Em meio às desoladoras estatísticas de mortes na guerra instaurada no Rio contra o tráfico ficam mulheres, mães e filhas que, além da tragédia em si, são julgadas e apontadas como culpadas também por todo esse cenário.
Universa conversou com quatro mães que tiveram seus filhos mortos em ações policiais. Todas pretas, moradoras de comunidades: Acari e Manguinhos, no Rio, e de Belford Roxo, na Baixada Fluminense. Elas contam como convivem com essa dor e apontam caminhos menos letais para o combate à criminalidade, seja na favela ou no asfalto.
“Não dá para descrever a dor de perder um filho; é fora da curva”
“Quando começaram a passar aquelas imagens do Jacarezinho foi angustiante demais, porque a gente revive tudo de novo.
Me pergunto se essas pessoas não têm sentimentos, nem filhos.
Meu filho era muito sonhador, amava animais. Momentos antes de ser assassinado, ele tinha passado na casa da minha mãe e brincou com o cachorro dela. Era muito alegre. Estava namorando e uma das últimas coisas que ele falou foi ‘vou noivar’.
São sete anos do assassinato do meu filho completos nesta sexta (14) e há três aguardo que marquem a data do júri popular do policial que matou meu filho. Enquanto isso, ele segue solto, diferente de quando um suspeito é pego dentro da favela. Esse fica preso esperando a investigação.

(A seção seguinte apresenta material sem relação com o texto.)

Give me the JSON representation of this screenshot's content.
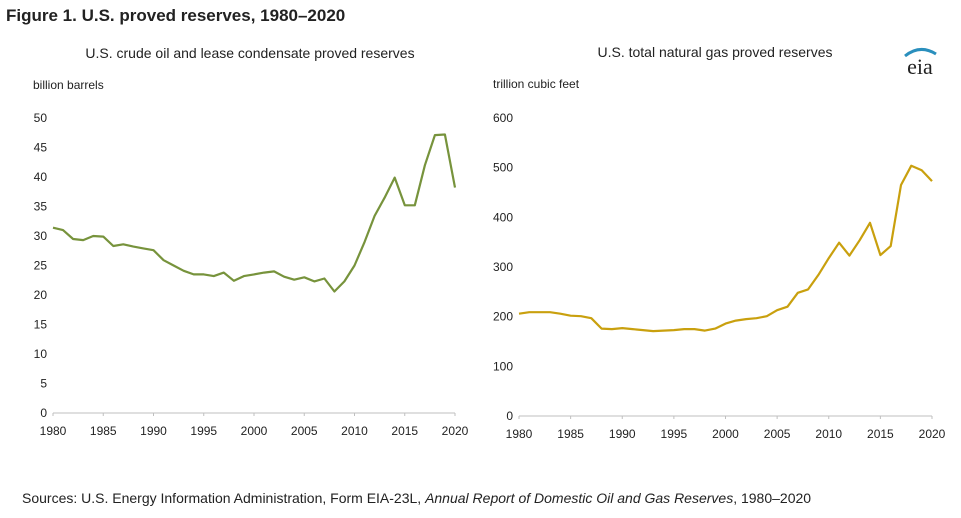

A 5ª Câmara Criminal decidiu, em 2018, submeter o PM Alessandro Marcelino de Souza, acusado de ter feito o disparo que matou Johnatha, a júri popular
Independentemente de matarem a pessoa que trabalha no varejo das drogas ou um estudante dentro da favela, sempre usam a mesma justificativa: que estavam em confronto. E existe uma sociedade que apoia essa ação letal da polícia. Isso me dá muita revolta
Moro na comunidade há 44 anos e cresci vendo operações policiais. Nada mudou. A pergunta que não quer calar é: como essas armas e drogas vêm parar dentro das favelas? O governo sabe a resposta.

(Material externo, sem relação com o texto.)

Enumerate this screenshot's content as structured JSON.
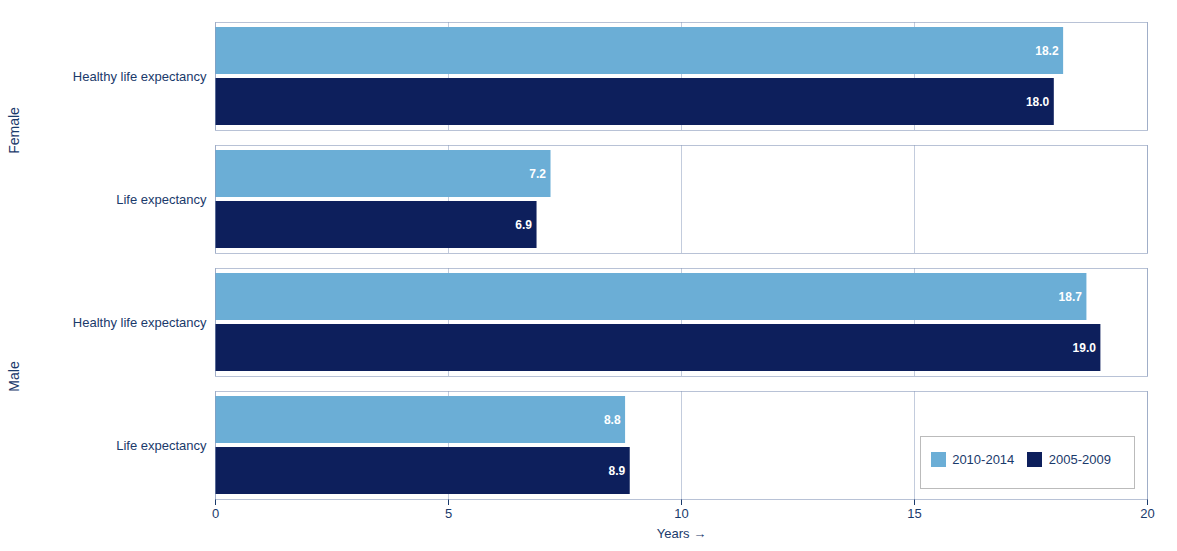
{
  "chart_data": {
    "type": "bar",
    "orientation": "horizontal",
    "categories": [
      "Healthy life expectancy",
      "Life expectancy",
      "Healthy life expectancy",
      "Life expectancy"
    ],
    "annotations": [
      "Female",
      "Male"
    ],
    "series": [
      {
        "name": "2010-2014",
        "color": "#6baed6",
        "values": [
          18.2,
          7.2,
          18.7,
          8.8
        ]
      },
      {
        "name": "2005-2009",
        "color": "#0d1f5c",
        "values": [
          18.0,
          6.9,
          19.0,
          8.9
        ],
        "value_labels": [
          "18.0",
          "6.9",
          "19.0",
          "8.9"
        ]
      }
    ],
    "xlabel": "Years",
    "xlim": [
      0,
      20
    ],
    "xticks": [
      0,
      5,
      10,
      15,
      20
    ],
    "grid": true,
    "legend": "lower right",
    "data_labels": true
  }
}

O nosso sangue derramado, as nossas lágrimas e o sofrimento geram muito dinheiro para as pessoas. A favela paga o preço pela ganância instalada nessa cidade
Só fui saber quem era o assassino do meu filho dez meses depois, na primeira audiência no Tribunal de Justiça, porque as testemunhas apontaram para mim o policial. Para minha terrível surpresa, o vi trabalhando na UPP (Unidade de Polícia Pacificadora) como se nada tivesse acontecido. Um policial que já foi acusado de envolvimento em outros homicídios e chegou a ficar preso. Se ele tivesse respondido por esses outros crimes, provavelmente meu filho estaria vivo.
Hoje falo para minha filha de 15 anos que é necessária essa luta para que ela, como mulher preta, tenha o direito a conviver com seu filho quando for mãe. Porque perder um filho não dá para descrever. É fora da curva.
O que traria resultado para toda a sociedade é pegar o dinheiro que se gasta em operações, com blindados, e investir em educação, saúde e lazer. Não é mimimi quando a gente fala que na favela não tem oportunidade.”
Ana Paula Gomes de Oliveira, 44, mãe de Johnatha, morto aos 19 com um tiro nas costas após ação policial em Manguinhos, no Rio, em 2014
“Ela disse que iria longe, seria veterinária. Mataram o sonho dela”
“É difícil ver confrontos como o do Jacarezinho, porque vem tudo à mente. Quantas crianças morreram depois da minha filha e fica por isso mesmo? Os que mataram minha filha estão soltos.
Em 2020, a Justiça condenou o Estado a pagar indenização de R$ 1 milhão, por danos morais, à família da adolescente. Já o cabo Fábio de Barros Dias e o sargento David Gomes Centeno, que respondem na Justiça pelo homicídio da garota, seguem na PM
O Estado tem que ensinar os homens dele a entrar em comunidade. Olha quanta criança eles vêm matando. Entram atirando, arrebentando porta e tirando vida. São covardes. Minha filha não foi a última
Mas sou cristã e perdoei os policiais. Só queria um dia perguntar o que eles fariam se estivessem no meu lugar. Eles não vieram matar a Maria Eduarda, mas foram imprudentes, porque tinha um colégio no meio do caminho.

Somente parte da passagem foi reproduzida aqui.